The language model (LLM) you choose determines response quality, latency, capability, and cost. XUNA AI Conversational AI supports models from OpenAI, Google, Anthropic, and XUNA AI-hosted open models, as well as custom endpoints you host yourself.
Supported models
| Provider | Model |
|---|
| XUNA AI | GLM-4.5-Air, Qwen3-30B-A3B, GPT-OSS-120B |
| Google | Gemini 3 Pro Preview, Gemini 3 Flash Preview, Gemini 2.5 Flash, Gemini 2.5 Flash Lite, Gemini 2.0 Flash, Gemini 2.0 Flash Lite |
| OpenAI | GPT-5, GPT-5 Mini, GPT-5 Nano, GPT-4.1, GPT-4.1 Mini, GPT-4.1 Nano, GPT-4o, GPT-4o Mini, GPT-4 Turbo, GPT-3.5 Turbo |
| Anthropic | Claude Sonnet 4.5, Claude Sonnet 4, Claude Haiku 4.5, Claude 3.7 Sonnet, Claude 3.5 Sonnet, Claude 3 Haiku |
Certain models are available for HIPAA-compliant environments. Contact XUNA AI support to confirm which models are covered under your Business Associate Agreement.
Temperature
Temperature controls how creative or conservative the model’s responses are. Lower values produce more predictable, factual responses. Higher values produce more varied, creative ones.

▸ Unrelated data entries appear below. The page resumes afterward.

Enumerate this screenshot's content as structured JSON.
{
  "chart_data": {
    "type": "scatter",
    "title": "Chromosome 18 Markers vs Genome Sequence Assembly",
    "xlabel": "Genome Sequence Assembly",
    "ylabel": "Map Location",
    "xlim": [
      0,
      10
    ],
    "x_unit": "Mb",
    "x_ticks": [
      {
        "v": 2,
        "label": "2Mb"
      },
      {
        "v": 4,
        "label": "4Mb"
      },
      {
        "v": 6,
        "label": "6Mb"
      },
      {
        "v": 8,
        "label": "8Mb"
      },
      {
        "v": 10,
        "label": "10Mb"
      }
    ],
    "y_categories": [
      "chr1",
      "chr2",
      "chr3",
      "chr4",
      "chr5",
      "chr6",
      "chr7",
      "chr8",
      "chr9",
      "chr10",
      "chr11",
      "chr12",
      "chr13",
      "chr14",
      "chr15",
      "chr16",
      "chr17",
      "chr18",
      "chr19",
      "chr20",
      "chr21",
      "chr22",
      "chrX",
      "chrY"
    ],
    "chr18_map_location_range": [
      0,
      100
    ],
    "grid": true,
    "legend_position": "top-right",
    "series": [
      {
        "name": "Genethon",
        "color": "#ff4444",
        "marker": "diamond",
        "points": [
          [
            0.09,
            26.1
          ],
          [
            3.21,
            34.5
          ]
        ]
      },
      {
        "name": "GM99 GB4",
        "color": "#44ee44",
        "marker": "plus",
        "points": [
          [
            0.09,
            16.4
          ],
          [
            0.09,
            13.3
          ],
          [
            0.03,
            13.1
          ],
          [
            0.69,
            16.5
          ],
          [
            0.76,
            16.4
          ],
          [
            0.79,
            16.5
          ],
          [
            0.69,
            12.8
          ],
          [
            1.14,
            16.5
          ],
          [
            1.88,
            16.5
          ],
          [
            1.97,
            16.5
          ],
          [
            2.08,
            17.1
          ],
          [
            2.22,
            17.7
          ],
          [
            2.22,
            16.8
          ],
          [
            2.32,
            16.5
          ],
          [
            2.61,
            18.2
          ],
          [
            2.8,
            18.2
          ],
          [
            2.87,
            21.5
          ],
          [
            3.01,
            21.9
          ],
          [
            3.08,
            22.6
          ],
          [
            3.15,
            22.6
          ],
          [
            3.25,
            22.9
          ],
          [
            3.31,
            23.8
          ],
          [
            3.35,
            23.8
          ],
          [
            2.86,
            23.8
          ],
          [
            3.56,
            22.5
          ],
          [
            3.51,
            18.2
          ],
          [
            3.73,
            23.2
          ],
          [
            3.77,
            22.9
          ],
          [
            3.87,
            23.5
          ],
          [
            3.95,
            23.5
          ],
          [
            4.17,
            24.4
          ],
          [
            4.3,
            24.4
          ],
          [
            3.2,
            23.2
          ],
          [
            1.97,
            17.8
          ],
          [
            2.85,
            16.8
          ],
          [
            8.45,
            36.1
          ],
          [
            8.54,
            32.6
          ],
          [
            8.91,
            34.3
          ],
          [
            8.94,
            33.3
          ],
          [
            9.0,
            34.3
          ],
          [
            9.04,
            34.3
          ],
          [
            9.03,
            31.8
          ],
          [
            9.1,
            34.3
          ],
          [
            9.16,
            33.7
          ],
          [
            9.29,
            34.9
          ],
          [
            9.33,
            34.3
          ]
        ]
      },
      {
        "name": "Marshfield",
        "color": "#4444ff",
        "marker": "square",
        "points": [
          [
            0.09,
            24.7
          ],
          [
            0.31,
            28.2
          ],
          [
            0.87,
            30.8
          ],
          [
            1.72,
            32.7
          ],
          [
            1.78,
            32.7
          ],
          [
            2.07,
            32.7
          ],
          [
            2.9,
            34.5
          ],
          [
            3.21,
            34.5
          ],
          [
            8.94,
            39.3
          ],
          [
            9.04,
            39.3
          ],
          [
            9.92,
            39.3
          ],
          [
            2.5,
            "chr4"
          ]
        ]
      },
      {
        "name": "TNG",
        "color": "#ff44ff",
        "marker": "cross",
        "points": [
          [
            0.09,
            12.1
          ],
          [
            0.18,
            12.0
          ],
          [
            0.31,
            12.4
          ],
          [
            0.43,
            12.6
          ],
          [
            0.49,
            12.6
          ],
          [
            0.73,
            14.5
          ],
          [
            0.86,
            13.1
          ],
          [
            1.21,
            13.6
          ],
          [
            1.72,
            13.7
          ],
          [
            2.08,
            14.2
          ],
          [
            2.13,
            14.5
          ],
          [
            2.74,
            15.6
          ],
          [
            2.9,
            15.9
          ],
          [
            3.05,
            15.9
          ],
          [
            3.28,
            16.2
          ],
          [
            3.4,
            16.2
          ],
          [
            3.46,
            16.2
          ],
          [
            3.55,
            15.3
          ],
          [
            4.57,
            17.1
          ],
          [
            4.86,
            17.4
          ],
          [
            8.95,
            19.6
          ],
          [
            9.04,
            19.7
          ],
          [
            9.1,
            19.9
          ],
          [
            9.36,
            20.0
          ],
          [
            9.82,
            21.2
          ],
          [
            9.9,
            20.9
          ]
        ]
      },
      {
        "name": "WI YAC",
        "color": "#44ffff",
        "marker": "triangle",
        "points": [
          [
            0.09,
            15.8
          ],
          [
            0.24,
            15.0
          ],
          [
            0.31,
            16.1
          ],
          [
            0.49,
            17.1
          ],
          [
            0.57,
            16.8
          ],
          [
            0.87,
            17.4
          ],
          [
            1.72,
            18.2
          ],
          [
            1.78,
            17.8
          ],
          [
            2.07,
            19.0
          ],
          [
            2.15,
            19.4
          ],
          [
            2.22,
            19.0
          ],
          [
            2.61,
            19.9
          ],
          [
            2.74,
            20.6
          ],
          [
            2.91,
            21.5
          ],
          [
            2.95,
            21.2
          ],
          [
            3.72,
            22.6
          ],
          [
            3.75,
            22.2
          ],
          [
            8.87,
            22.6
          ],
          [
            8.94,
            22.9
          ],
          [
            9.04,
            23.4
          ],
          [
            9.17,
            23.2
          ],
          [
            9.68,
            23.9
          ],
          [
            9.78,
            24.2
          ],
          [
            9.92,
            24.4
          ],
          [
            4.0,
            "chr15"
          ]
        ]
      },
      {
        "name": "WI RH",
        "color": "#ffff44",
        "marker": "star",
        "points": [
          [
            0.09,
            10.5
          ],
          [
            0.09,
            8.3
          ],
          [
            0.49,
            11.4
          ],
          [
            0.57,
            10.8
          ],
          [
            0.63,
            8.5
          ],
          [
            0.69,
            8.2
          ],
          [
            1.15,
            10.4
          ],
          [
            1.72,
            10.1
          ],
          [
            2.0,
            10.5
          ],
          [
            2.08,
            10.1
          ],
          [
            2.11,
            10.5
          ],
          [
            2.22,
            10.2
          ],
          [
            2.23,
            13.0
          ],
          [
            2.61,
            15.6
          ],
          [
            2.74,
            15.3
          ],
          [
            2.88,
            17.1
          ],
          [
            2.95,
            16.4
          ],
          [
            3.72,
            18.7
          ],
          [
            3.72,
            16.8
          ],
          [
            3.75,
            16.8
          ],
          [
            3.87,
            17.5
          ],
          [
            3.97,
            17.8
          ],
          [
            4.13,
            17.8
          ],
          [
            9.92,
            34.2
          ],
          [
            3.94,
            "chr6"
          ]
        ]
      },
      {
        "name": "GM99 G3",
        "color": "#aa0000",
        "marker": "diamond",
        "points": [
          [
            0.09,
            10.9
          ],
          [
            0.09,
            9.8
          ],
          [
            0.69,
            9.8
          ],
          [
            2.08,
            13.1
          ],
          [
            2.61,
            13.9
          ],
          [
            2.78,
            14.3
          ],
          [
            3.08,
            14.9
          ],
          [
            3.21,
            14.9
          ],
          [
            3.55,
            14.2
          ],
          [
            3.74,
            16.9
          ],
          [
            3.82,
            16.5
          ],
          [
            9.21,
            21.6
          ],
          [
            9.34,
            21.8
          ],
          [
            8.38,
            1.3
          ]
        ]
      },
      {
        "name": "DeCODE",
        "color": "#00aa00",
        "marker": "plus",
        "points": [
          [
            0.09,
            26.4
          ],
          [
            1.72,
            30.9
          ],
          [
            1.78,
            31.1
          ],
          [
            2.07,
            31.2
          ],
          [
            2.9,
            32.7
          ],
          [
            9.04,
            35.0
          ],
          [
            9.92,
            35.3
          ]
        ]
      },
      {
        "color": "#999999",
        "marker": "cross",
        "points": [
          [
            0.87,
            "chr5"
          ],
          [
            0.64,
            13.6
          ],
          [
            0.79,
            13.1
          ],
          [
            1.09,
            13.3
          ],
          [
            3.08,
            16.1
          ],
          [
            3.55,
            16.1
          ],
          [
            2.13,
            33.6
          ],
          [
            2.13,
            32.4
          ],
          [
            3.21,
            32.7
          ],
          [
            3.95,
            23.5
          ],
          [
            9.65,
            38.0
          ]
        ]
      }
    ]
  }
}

| Range | Label | Best for |
|---|
| 0.0 – 0.3 | Low | Customer support, FAQ bots, tasks requiring accuracy |
| 0.4 – 0.7 | Medium | General-purpose assistants, balanced creativity and accuracy |
| 0.8 – 1.0 | High | Creative applications, brainstorming, entertainment |
Start at medium (0.5) and adjust based on how the agent responds in testing.
Backup LLM
If the primary model is unavailable, the backup LLM takes over to keep conversations running.
| Option | Behavior |
|---|
| Default | XUNA AI automatically selects a reliable fallback model |
| Custom | You specify which model to use as the fallback |
| Disabled | No fallback — conversation fails if the primary model is unavailable |
Disabling the backup LLM is strongly discouraged for production agents. A model outage will immediately interrupt live conversations with no recovery path.
Thinking budget
The thinking budget controls how much reasoning a model performs before generating a response. Models with extended thinking enabled can handle more complex, multi-step tasks.
| Setting | Behavior |
|---|
| Disabled | No extended thinking; fastest responses |
| Low | Light reasoning; suitable for most conversational tasks |
| Medium | Moderate reasoning; good for structured data tasks |
| High | Deep reasoning; best for complex analysis or workflows |
Extended thinking adds latency. For real-time voice conversations, keep this low or disabled.
Reasoning effort (workflow steps)
For agents that use visual workflow steps (rather than single-turn conversation), you can set the reasoning effort per step.
| Setting | When to use |
|---|
| None | Real-time conversation nodes — always use this to minimize latency |
| Low | Simple classification or routing steps |
| Medium | Multi-condition logic or data transformation |
| High | Complex analysis, synthesis, or decision-making steps |
Do not enable reasoning effort for real-time conversation nodes. It introduces significant latency that degrades the voice experience.
Custom LLM
If you want to use a model not on the supported list — including fine-tuned or self-hosted models — you can point the agent at your own endpoint.
Expose an OpenAI-compatible endpoint
Your endpoint must implement the OpenAI Chat Completions API contract (POST /chat/completions).
Configure the agent
Provide the endpoint URL and any required credentials.
from xuna_ai import XunaAI
client = XunaAI()
agent = client.conversational_ai.agents.update(
agent_id="your-agent-id",
conversation_config={
"agent": {
"llm": {
"model_id": "custom",
"custom_llm": {
"url": "https://your-llm-endpoint.example.com/chat/completions",
"extra_headers": {
"Authorization": "Bearer YOUR_API_KEY"
}
},
"temperature": 0.5,
}
}
}
)
Pricing
LLM usage is billed per 1 million tokens, with separate rates for input tokens, output tokens, and cached input tokens. Pricing varies by model. Check the XUNA AI pricing page for current rates.
Cached input tokens (e.g., the system prompt portion of your context) are billed at a lower rate than uncached input tokens on supported models. Long, stable system prompts benefit automatically from caching.